【ポッドキャスト #64】口コミが企業を救うとき──信頼が生まれる瞬間

大阪のゲストハウスで起きたチェックイントラブル。
しかし、その宿には800件以上の高評価口コミがありました。
結果として口コミを信じて訪れたことで、誠実な対応に出会い信頼が生まれる。
SNSのバズよりも、自然発生する口コミが持つ本当の力を考える回です。
音声(番組)は以下より聴取できます。
・ポッドキャスト:#64
・Spotify:#64
以下、テキスト版です。ぜひご一読ください。
濱口
先日、大阪でちょっと面白い体験をしました。仕事で5泊する予定でゲストハウスを予約していたんですが、チェックインの連絡がまったく来なかったんです。
荒木
それは困りますね。
濱口
電話してもメールしても連絡がつかなくて、結局その日は別の宿を取ることになりました。正直かなり怒っていました。
荒木
普通はそこで全部キャンセルしますよね。
濱口
そう思ったんですが、一つだけ気になることがあったんです。その宿、口コミが800件以上あったんですよ。しかもまだ開業して1年ちょっとなのに、評価が4.7とか4.8とか。
荒木
それはすごいですね。普通の宿ではなかなか見ない数字です。
濱口
そうなんです。普通ではないなと思って、一度直接行ってみようと思いました。
◆経営者の考え方
濱口
実際に行ってみると、スタッフのかたがとても丁寧に謝ってくれました。原因は単純なオペレーションミスだったそうです。
荒木
人がやることなので、ミスはありますよね。
濱口
そうですね。ただ、その対応がすごく誠実だったので、そのまま残り4泊もそこに泊まることにしました。
荒木
なるほど。
濱口
話を聞いてみると、その宿の宿泊費は1700円くらいなんです。
荒木
1700円ですか。
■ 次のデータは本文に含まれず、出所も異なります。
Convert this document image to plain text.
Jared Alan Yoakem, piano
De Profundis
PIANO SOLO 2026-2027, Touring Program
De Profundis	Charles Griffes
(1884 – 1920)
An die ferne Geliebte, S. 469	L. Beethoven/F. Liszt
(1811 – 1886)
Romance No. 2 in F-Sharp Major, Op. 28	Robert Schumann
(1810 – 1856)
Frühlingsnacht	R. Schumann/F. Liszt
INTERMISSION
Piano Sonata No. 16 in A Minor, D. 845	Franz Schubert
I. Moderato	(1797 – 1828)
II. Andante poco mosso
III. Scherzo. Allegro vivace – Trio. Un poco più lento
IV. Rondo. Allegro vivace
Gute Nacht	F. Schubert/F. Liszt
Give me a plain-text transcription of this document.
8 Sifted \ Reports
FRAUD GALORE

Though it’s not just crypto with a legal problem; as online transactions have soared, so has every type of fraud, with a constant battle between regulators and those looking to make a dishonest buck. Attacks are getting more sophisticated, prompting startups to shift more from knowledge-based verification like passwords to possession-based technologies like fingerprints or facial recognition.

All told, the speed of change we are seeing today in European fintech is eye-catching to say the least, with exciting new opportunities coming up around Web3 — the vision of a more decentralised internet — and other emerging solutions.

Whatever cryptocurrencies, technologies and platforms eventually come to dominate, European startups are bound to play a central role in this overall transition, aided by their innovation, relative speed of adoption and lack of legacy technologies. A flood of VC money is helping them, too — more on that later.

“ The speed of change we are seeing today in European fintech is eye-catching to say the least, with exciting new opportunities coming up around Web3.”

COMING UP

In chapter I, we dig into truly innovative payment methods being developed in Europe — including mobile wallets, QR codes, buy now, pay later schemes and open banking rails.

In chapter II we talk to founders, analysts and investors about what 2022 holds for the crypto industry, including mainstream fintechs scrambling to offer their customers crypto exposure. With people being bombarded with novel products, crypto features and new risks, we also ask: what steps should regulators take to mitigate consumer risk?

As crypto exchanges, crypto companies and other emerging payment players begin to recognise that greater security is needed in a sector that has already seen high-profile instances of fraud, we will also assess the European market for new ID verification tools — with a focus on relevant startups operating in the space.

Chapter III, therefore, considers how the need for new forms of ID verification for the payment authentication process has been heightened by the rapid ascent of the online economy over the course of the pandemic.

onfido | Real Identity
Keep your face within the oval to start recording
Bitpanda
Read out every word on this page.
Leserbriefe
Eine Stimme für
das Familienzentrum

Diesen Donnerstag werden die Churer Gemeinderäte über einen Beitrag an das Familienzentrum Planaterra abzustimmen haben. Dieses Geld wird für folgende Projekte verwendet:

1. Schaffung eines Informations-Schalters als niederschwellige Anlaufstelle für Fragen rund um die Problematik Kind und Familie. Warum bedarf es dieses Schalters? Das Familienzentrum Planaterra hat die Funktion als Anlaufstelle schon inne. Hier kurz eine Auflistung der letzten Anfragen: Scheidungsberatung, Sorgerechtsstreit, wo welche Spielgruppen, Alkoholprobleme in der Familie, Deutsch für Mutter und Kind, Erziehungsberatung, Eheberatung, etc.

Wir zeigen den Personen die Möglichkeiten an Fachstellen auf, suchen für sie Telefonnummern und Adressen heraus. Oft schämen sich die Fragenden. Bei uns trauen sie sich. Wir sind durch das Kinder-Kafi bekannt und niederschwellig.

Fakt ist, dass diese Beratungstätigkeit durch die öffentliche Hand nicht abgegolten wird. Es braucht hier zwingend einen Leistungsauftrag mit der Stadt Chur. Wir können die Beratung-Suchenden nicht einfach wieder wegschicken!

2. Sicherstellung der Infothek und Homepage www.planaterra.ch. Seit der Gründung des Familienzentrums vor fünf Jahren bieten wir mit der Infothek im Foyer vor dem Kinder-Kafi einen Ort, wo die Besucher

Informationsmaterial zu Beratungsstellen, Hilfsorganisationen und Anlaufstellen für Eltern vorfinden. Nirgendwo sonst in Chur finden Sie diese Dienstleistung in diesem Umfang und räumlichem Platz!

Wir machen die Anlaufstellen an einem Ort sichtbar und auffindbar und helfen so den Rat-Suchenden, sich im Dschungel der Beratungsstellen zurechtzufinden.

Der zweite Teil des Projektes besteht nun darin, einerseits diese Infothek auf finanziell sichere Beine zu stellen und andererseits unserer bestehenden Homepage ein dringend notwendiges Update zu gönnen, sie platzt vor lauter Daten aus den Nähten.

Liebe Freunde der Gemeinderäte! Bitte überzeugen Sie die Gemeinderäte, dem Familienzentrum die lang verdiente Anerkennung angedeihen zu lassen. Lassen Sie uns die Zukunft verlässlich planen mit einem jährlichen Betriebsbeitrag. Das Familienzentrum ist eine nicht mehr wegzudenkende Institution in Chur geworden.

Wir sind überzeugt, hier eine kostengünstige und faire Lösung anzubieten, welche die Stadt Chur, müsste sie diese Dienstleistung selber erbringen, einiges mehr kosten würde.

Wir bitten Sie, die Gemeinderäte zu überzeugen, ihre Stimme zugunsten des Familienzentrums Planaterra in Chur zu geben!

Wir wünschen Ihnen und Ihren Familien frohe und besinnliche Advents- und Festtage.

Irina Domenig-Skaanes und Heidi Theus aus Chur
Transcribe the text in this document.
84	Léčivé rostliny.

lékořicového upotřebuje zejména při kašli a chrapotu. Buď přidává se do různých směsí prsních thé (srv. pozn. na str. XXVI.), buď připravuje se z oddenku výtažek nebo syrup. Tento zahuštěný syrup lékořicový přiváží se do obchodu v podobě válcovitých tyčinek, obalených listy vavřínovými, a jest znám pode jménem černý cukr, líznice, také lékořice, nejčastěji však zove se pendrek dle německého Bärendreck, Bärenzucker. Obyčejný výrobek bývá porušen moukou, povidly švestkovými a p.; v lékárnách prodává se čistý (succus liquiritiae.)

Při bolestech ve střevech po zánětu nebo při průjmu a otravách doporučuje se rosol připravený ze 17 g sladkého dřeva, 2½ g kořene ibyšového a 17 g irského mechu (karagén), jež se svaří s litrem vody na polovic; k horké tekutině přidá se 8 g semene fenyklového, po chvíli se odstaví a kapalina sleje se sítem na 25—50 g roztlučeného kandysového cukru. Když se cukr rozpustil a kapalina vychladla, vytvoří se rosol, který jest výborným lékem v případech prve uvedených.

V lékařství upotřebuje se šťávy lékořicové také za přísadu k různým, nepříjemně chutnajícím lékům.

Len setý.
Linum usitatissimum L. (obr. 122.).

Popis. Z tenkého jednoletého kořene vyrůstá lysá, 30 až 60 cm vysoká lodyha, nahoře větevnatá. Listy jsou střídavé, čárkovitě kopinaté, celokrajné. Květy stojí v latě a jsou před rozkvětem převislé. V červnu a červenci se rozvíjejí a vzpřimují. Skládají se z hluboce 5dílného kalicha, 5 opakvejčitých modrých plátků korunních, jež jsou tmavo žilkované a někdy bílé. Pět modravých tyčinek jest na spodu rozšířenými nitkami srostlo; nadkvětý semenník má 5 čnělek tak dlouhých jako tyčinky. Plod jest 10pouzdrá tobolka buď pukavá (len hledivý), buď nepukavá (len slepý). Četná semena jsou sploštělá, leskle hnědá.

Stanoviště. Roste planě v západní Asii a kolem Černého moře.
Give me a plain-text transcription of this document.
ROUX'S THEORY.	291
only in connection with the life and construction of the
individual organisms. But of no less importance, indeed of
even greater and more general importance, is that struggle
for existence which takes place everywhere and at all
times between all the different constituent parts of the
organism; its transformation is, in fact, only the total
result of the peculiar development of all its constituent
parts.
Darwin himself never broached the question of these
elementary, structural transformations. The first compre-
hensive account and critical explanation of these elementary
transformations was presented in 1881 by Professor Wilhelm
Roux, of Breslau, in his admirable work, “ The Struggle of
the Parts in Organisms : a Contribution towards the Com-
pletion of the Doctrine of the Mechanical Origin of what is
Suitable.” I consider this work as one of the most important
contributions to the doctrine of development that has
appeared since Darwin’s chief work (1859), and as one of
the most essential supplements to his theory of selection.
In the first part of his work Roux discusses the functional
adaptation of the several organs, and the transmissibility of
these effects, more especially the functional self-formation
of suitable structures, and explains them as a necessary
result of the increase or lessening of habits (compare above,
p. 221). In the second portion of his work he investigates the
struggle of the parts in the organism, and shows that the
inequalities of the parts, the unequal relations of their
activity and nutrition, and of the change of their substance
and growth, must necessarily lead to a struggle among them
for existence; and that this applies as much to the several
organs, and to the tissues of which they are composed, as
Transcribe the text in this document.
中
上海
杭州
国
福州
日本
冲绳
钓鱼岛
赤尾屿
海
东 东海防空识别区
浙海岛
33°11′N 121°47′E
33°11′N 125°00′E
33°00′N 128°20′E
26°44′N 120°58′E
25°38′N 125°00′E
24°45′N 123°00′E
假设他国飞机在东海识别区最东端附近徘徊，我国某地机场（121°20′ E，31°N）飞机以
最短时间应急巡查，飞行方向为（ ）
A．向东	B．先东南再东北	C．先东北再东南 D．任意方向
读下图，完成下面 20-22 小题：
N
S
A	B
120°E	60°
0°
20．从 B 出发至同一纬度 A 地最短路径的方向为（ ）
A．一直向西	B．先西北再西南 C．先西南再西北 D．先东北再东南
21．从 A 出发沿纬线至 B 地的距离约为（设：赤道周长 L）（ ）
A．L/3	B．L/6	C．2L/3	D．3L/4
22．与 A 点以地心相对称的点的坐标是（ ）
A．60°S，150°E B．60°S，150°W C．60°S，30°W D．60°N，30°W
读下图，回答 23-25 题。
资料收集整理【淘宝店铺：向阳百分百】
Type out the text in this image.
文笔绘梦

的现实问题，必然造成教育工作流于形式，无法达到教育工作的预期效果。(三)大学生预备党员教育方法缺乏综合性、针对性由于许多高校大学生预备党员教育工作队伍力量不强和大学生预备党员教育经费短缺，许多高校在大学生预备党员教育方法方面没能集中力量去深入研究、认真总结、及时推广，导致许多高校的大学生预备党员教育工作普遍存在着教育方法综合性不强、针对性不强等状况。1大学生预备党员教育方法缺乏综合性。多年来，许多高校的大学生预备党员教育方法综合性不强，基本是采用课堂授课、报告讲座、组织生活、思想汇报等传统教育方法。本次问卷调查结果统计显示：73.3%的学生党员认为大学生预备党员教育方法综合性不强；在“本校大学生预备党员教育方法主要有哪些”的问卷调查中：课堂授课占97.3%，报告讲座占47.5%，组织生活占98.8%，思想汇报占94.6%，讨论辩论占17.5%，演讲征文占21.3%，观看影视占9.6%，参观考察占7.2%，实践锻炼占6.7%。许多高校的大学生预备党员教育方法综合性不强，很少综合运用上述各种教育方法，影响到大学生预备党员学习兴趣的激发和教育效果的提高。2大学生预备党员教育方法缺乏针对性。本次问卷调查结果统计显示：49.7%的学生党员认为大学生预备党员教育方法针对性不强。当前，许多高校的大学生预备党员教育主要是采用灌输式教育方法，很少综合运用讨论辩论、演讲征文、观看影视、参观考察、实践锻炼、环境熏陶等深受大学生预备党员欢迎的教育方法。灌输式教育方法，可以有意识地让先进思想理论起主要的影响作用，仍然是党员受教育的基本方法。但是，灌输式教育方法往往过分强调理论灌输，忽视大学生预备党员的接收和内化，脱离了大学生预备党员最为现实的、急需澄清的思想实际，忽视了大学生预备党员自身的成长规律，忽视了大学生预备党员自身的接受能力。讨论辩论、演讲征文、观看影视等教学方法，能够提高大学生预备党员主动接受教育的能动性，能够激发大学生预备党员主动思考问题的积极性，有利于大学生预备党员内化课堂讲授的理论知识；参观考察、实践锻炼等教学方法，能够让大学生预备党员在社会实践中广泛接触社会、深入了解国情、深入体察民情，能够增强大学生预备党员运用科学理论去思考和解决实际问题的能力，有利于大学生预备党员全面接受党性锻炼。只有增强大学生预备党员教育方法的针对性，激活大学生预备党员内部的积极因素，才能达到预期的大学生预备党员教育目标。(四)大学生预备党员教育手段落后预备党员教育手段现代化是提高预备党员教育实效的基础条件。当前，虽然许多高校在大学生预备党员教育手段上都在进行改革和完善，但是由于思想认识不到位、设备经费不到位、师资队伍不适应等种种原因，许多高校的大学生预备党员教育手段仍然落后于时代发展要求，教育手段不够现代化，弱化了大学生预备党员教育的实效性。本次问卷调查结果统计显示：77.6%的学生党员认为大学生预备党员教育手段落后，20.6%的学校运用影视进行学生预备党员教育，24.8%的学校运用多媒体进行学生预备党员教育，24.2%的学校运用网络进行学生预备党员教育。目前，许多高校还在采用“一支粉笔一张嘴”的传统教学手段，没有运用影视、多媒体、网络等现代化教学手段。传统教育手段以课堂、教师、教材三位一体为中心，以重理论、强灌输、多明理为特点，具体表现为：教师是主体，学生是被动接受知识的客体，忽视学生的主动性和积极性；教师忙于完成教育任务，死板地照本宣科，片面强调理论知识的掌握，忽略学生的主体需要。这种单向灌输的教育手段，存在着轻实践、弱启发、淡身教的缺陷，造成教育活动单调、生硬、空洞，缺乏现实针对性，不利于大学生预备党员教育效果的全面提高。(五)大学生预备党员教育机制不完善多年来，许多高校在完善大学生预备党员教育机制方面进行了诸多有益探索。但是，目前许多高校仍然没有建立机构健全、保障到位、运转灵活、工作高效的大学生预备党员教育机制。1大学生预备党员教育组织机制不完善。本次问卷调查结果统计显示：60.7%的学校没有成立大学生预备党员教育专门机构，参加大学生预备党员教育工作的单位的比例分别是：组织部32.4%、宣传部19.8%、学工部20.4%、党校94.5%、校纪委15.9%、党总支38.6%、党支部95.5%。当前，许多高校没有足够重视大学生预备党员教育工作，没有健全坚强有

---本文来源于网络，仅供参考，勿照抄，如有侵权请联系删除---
それはかなり安いですね。
濱口
オーナーの考え方は「まず来てもらうことが大事」というものだそうです。安くてもいいから来てもらう。来てもらえば口コミが増える。口コミが増えればまた人が来る。
荒木
なるほど、非常にシンプルな考え方ですね。
◆口コミは感情の積み重ね
荒木
口コミって、面白いですよね。SNSの「いいね」とは性質が違うと思うんです。
濱口
確かに違いますね。
荒木
「いいね」は一瞬の共感ですが、口コミはわざわざ文章を書くわけです。つまり、それだけ感情が動いたということなんです。
濱口
確かに、口コミを書くのって結構手間ですからね。
荒木
そうなんです。それでも書きたくなるということは、それだけ印象に残る体験だったということです。
濱口
つまり口コミは感情の記録ですね。
荒木
まさにそうです。企業にとって価値があるのは、そういう感情の積み重ねだと思います。
◆本当に強い企業
濱口
最近はSNSでバズらせようとする企業も多いですよね。
荒木
そうですね。ただ、本質はそこではないと思います。
濱口
というと。
荒木
ちゃんとした経営をして、ちゃんとした体験を提供することです。そうすると口コミは自然に生まれる。
濱口
意図してつくるものではないんですね。
荒木
そうなんです。企業が誠実に事業を続けていれば、結果として信頼が積み上がっていく。それが口コミとして現れる。
濱口
広報の視点でもすごく大事な話ですね。
荒木
はい。企業広報というのは、単に情報発信をすることではなくて、信頼が積み上がる構造をつくることだと思います。